El teatro arroja luz sobre ese interior tan oscuro, inabarcable y misterioso como el espacio sideral. Y lo hace con la precisión de un telescopio y la sensibilidad de un poeta. Porque el dramaturgo, como el astrónomo, debe poseer una mirada capaz de discernir patrones en el caos, de encontrar belleza en la distancia, de traducir el silencio cósmico en palabras que resuenen en el corazón humano.

 

La oscuridad no es el enemigo del conocimiento, sino su cómplice. La noche es nuestra aliada para la contemplación de las estrellas, y el teatro es esa magnífica atalaya desde la que contemplar, a oscuras, al ser humano.
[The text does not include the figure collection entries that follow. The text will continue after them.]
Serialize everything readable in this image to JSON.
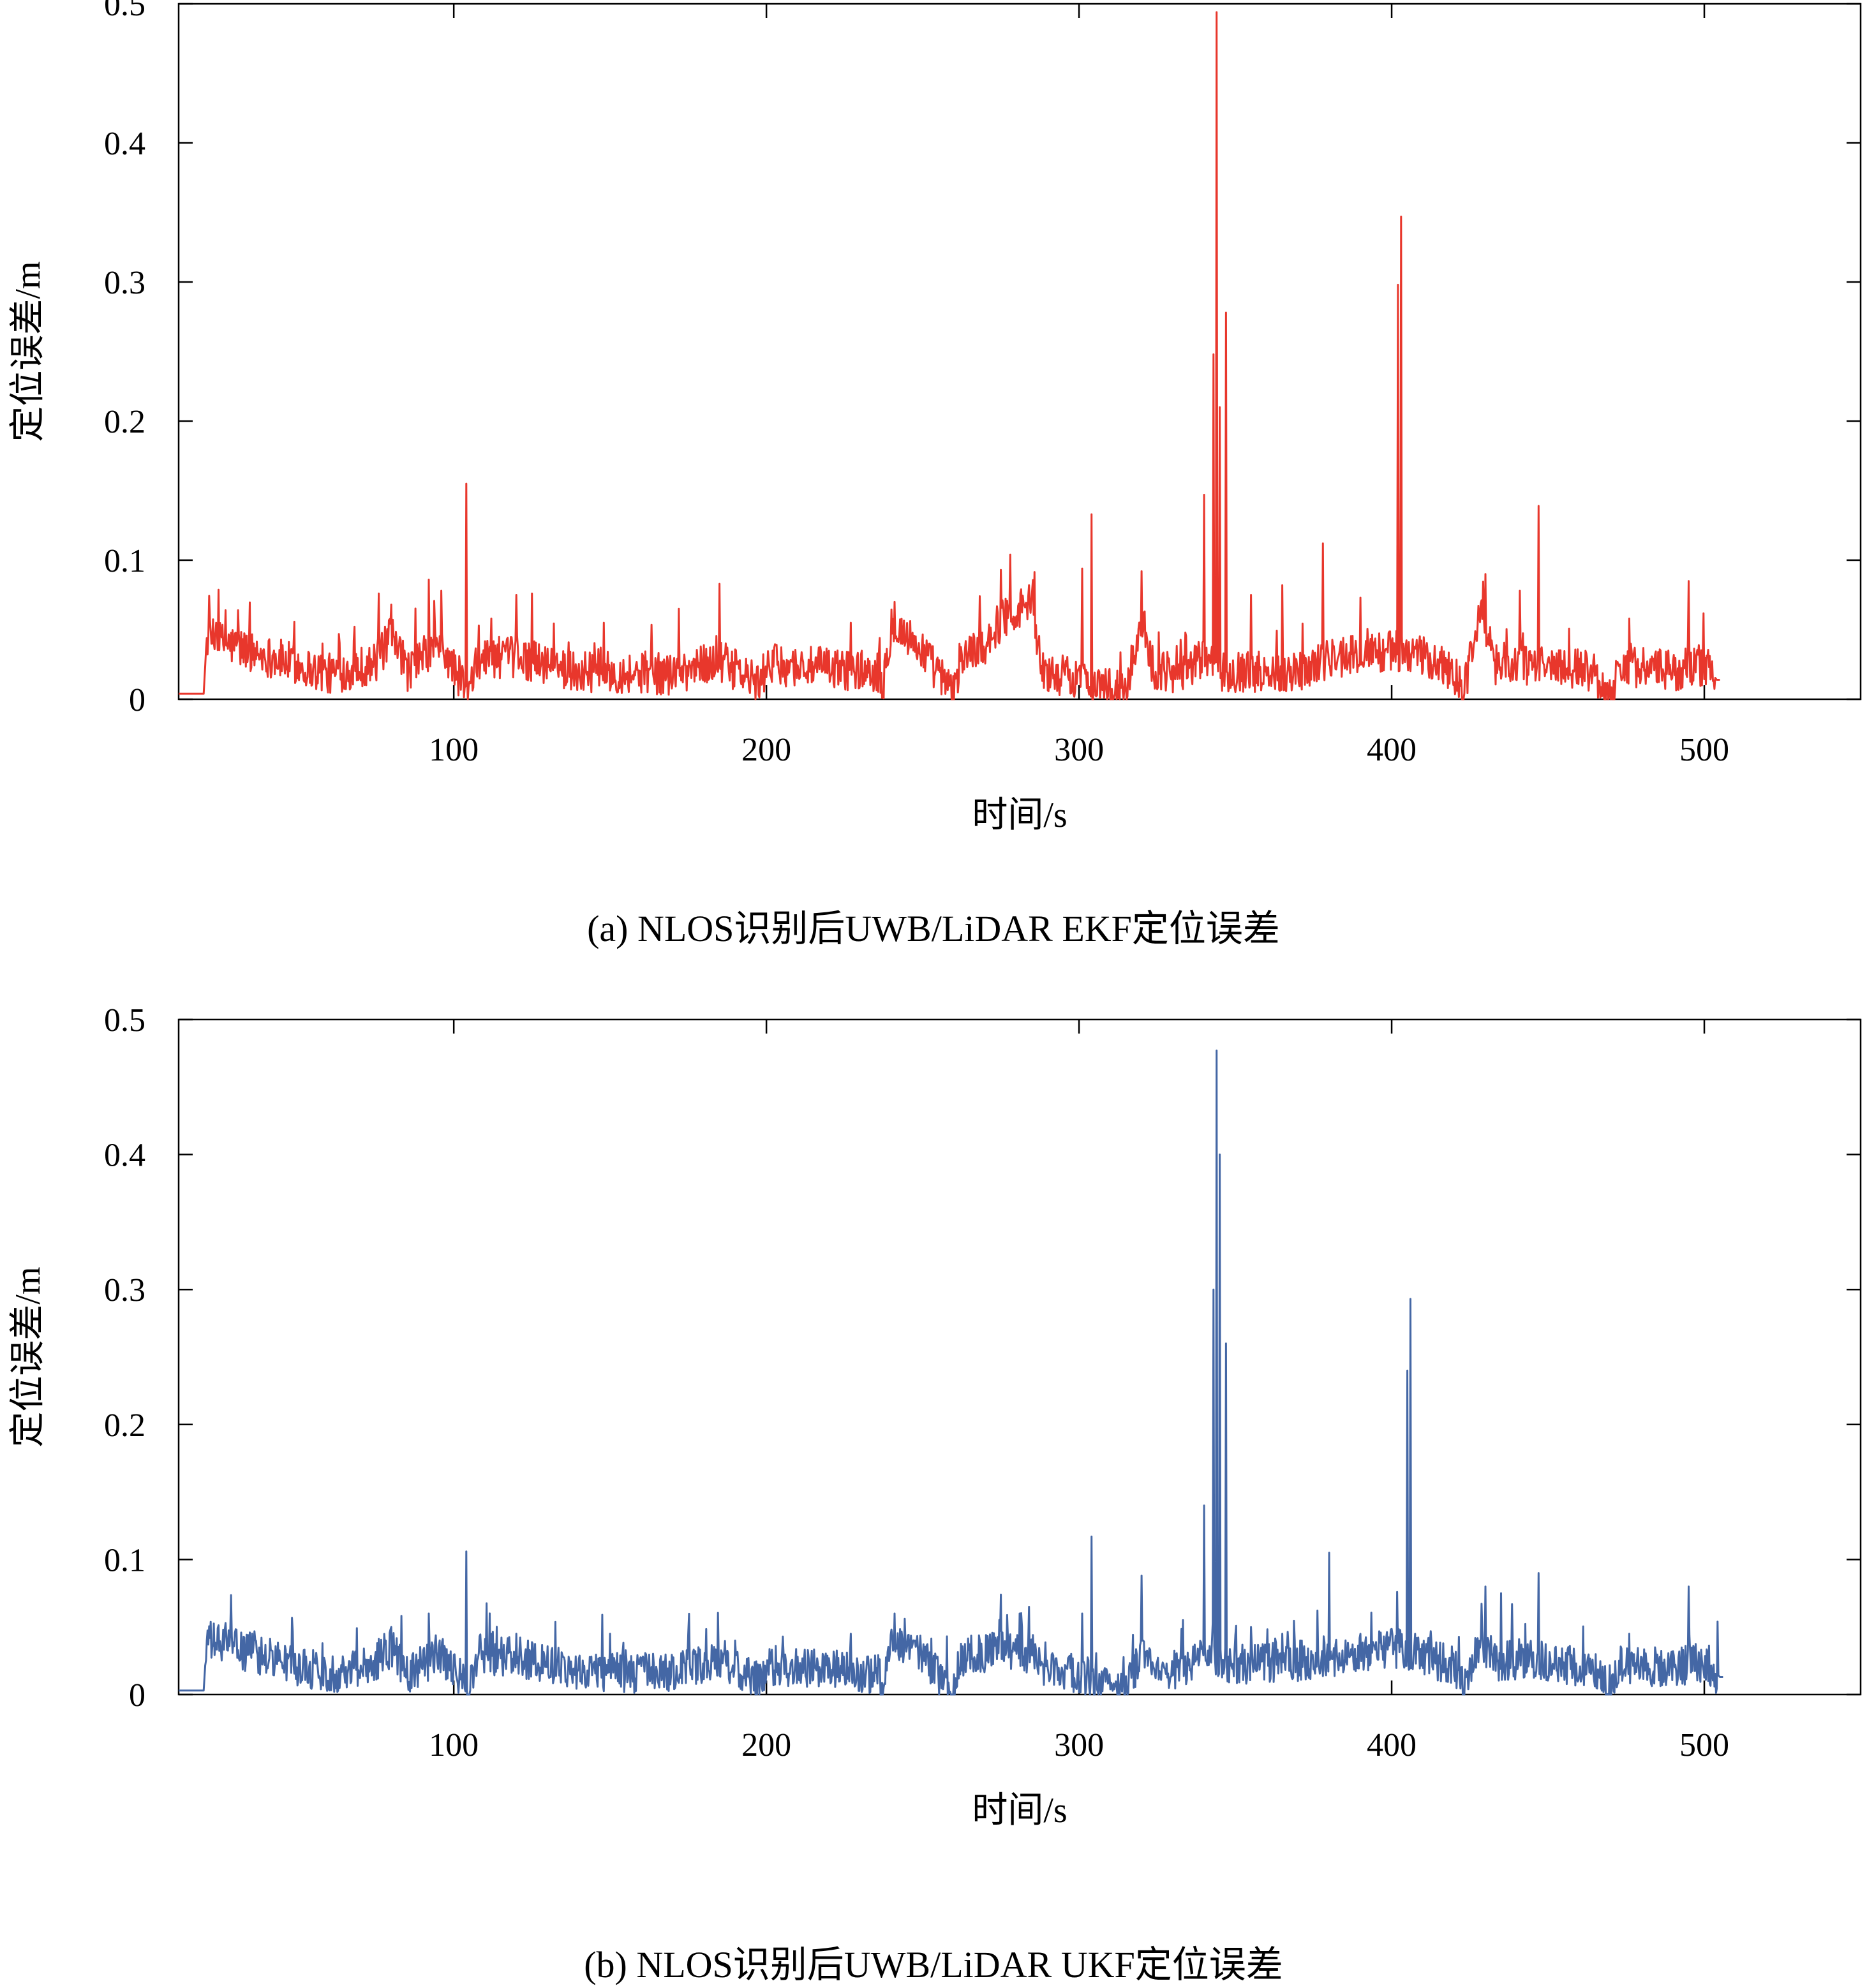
{
  "chart_data": [
    {
      "type": "line",
      "caption": "(a) NLOS识别后UWB/LiDAR EKF定位误差",
      "xlabel": "时间/s",
      "ylabel": "定位误差/m",
      "xlim": [
        12,
        550
      ],
      "ylim": [
        0,
        0.5
      ],
      "xticks": [
        100,
        200,
        300,
        400,
        500
      ],
      "yticks": [
        0,
        0.1,
        0.2,
        0.3,
        0.4,
        0.5
      ],
      "xtick_labels": [
        "100",
        "200",
        "300",
        "400",
        "500"
      ],
      "ytick_labels": [
        "0",
        "0.1",
        "0.2",
        "0.3",
        "0.4",
        "0.5"
      ],
      "grid": false,
      "color": "#e8372c",
      "series": [
        {
          "x_range": [
            12,
            505
          ],
          "baseline": [
            [
              12,
              0.004
            ],
            [
              20,
              0.004
            ],
            [
              21,
              0.044
            ],
            [
              60,
              0.018
            ],
            [
              75,
              0.026
            ],
            [
              80,
              0.045
            ],
            [
              85,
              0.02
            ],
            [
              95,
              0.04
            ],
            [
              105,
              0.005
            ],
            [
              108,
              0.03
            ],
            [
              120,
              0.03
            ],
            [
              140,
              0.02
            ],
            [
              170,
              0.018
            ],
            [
              185,
              0.028
            ],
            [
              198,
              0.01
            ],
            [
              200,
              0.025
            ],
            [
              236,
              0.02
            ],
            [
              237,
              0.0
            ],
            [
              240,
              0.055
            ],
            [
              250,
              0.035
            ],
            [
              256,
              0.015
            ],
            [
              260,
              0.002
            ],
            [
              262,
              0.03
            ],
            [
              270,
              0.04
            ],
            [
              276,
              0.06
            ],
            [
              285,
              0.07
            ],
            [
              288,
              0.02
            ],
            [
              300,
              0.015
            ],
            [
              315,
              0.004
            ],
            [
              320,
              0.06
            ],
            [
              324,
              0.02
            ],
            [
              335,
              0.02
            ],
            [
              340,
              0.03
            ],
            [
              345,
              0.02
            ],
            [
              350,
              0.02
            ],
            [
              370,
              0.02
            ],
            [
              380,
              0.03
            ],
            [
              400,
              0.035
            ],
            [
              410,
              0.03
            ],
            [
              420,
              0.02
            ],
            [
              423,
              0.004
            ],
            [
              428,
              0.065
            ],
            [
              433,
              0.025
            ],
            [
              450,
              0.025
            ],
            [
              465,
              0.02
            ],
            [
              470,
              0.0
            ],
            [
              473,
              0.025
            ],
            [
              490,
              0.02
            ],
            [
              500,
              0.025
            ],
            [
              504,
              0.014
            ],
            [
              505,
              0.014
            ]
          ],
          "spikes": [
            [
              21,
              0.044
            ],
            [
              24,
              0.055
            ],
            [
              27,
              0.064
            ],
            [
              31,
              0.064
            ],
            [
              36,
              0.04
            ],
            [
              58,
              0.04
            ],
            [
              76,
              0.076
            ],
            [
              80,
              0.068
            ],
            [
              92,
              0.086
            ],
            [
              96,
              0.078
            ],
            [
              104,
              0.155
            ],
            [
              112,
              0.058
            ],
            [
              120,
              0.075
            ],
            [
              125,
              0.076
            ],
            [
              148,
              0.055
            ],
            [
              172,
              0.065
            ],
            [
              185,
              0.083
            ],
            [
              227,
              0.055
            ],
            [
              241,
              0.07
            ],
            [
              275,
              0.093
            ],
            [
              278,
              0.104
            ],
            [
              284,
              0.082
            ],
            [
              301,
              0.094
            ],
            [
              304,
              0.133
            ],
            [
              320,
              0.092
            ],
            [
              340,
              0.147
            ],
            [
              343,
              0.248
            ],
            [
              344,
              0.494
            ],
            [
              345,
              0.21
            ],
            [
              347,
              0.278
            ],
            [
              355,
              0.075
            ],
            [
              365,
              0.082
            ],
            [
              378,
              0.112
            ],
            [
              390,
              0.073
            ],
            [
              402,
              0.298
            ],
            [
              403,
              0.347
            ],
            [
              430,
              0.09
            ],
            [
              441,
              0.078
            ],
            [
              447,
              0.139
            ],
            [
              476,
              0.058
            ],
            [
              495,
              0.085
            ]
          ]
        }
      ]
    },
    {
      "type": "line",
      "caption": "(b) NLOS识别后UWB/LiDAR UKF定位误差",
      "xlabel": "时间/s",
      "ylabel": "定位误差/m",
      "xlim": [
        12,
        550
      ],
      "ylim": [
        0,
        0.5
      ],
      "xticks": [
        100,
        200,
        300,
        400,
        500
      ],
      "yticks": [
        0,
        0.1,
        0.2,
        0.3,
        0.4,
        0.5
      ],
      "xtick_labels": [
        "100",
        "200",
        "300",
        "400",
        "500"
      ],
      "ytick_labels": [
        "0",
        "0.1",
        "0.2",
        "0.3",
        "0.4",
        "0.5"
      ],
      "grid": false,
      "color": "#4467a5",
      "series": [
        {
          "x_range": [
            12,
            506
          ],
          "baseline": [
            [
              12,
              0.003
            ],
            [
              20,
              0.003
            ],
            [
              21,
              0.04
            ],
            [
              60,
              0.015
            ],
            [
              75,
              0.025
            ],
            [
              80,
              0.035
            ],
            [
              85,
              0.015
            ],
            [
              95,
              0.03
            ],
            [
              105,
              0.005
            ],
            [
              108,
              0.03
            ],
            [
              120,
              0.028
            ],
            [
              140,
              0.018
            ],
            [
              170,
              0.015
            ],
            [
              185,
              0.025
            ],
            [
              198,
              0.008
            ],
            [
              200,
              0.022
            ],
            [
              236,
              0.015
            ],
            [
              237,
              0.0
            ],
            [
              240,
              0.035
            ],
            [
              250,
              0.03
            ],
            [
              256,
              0.012
            ],
            [
              260,
              0.002
            ],
            [
              262,
              0.028
            ],
            [
              270,
              0.03
            ],
            [
              276,
              0.035
            ],
            [
              285,
              0.03
            ],
            [
              288,
              0.02
            ],
            [
              300,
              0.015
            ],
            [
              315,
              0.003
            ],
            [
              320,
              0.03
            ],
            [
              324,
              0.015
            ],
            [
              335,
              0.02
            ],
            [
              340,
              0.028
            ],
            [
              345,
              0.02
            ],
            [
              350,
              0.022
            ],
            [
              370,
              0.025
            ],
            [
              380,
              0.028
            ],
            [
              400,
              0.035
            ],
            [
              410,
              0.03
            ],
            [
              420,
              0.02
            ],
            [
              423,
              0.005
            ],
            [
              428,
              0.04
            ],
            [
              433,
              0.025
            ],
            [
              450,
              0.025
            ],
            [
              465,
              0.018
            ],
            [
              470,
              0.0
            ],
            [
              473,
              0.022
            ],
            [
              490,
              0.02
            ],
            [
              500,
              0.025
            ],
            [
              505,
              0.013
            ],
            [
              506,
              0.013
            ]
          ],
          "spikes": [
            [
              21,
              0.04
            ],
            [
              27,
              0.053
            ],
            [
              36,
              0.038
            ],
            [
              58,
              0.038
            ],
            [
              80,
              0.05
            ],
            [
              92,
              0.06
            ],
            [
              104,
              0.106
            ],
            [
              112,
              0.045
            ],
            [
              120,
              0.045
            ],
            [
              150,
              0.045
            ],
            [
              175,
              0.045
            ],
            [
              190,
              0.04
            ],
            [
              227,
              0.045
            ],
            [
              241,
              0.06
            ],
            [
              275,
              0.074
            ],
            [
              281,
              0.06
            ],
            [
              284,
              0.065
            ],
            [
              301,
              0.06
            ],
            [
              304,
              0.117
            ],
            [
              320,
              0.088
            ],
            [
              340,
              0.14
            ],
            [
              343,
              0.3
            ],
            [
              344,
              0.477
            ],
            [
              345,
              0.4
            ],
            [
              347,
              0.26
            ],
            [
              355,
              0.05
            ],
            [
              365,
              0.045
            ],
            [
              380,
              0.105
            ],
            [
              390,
              0.045
            ],
            [
              405,
              0.24
            ],
            [
              406,
              0.293
            ],
            [
              430,
              0.08
            ],
            [
              435,
              0.075
            ],
            [
              447,
              0.09
            ],
            [
              476,
              0.045
            ],
            [
              495,
              0.08
            ]
          ]
        }
      ]
    }
  ]
}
En la penumbra de la sala, lejos del ruido y las distracciones del día, podemos finalmente escuchar los susurros de nuestra propia humanidad.

 

Las luces y sombras de la existencia humana se revelan con mayor claridad en este espacio de recogimiento. Como quien observa la Vía Láctea en una noche sin luna, el espectador teatral necesita que se apaguen las luces exteriores para poder ver la luz interior que emana de la escena.

 

El objetivo último de este teatro-planetario fue el de dar a luz una obra que tuviese la cadencia, la magia y la aparente simplicidad de una noche estrellada. Que sus escenas, personajes y voces queden incrustados en la memoria del espectador como constelaciones indelebles.

 

Porque mirar el cielo estrellado es, en esencia, un acto poético. Y el teatro, cuando logra capturar esa misma cualidad contemplativa, se convierte en un mapa estelar de la condición humana. En este teatro-planetario, el espectador no debería salir conociendo mejor a las estrellas, sino conociéndose mejor a sí mismo. Como una noche estrellada que se queda grabada para siempre en la retina de nuestras almas.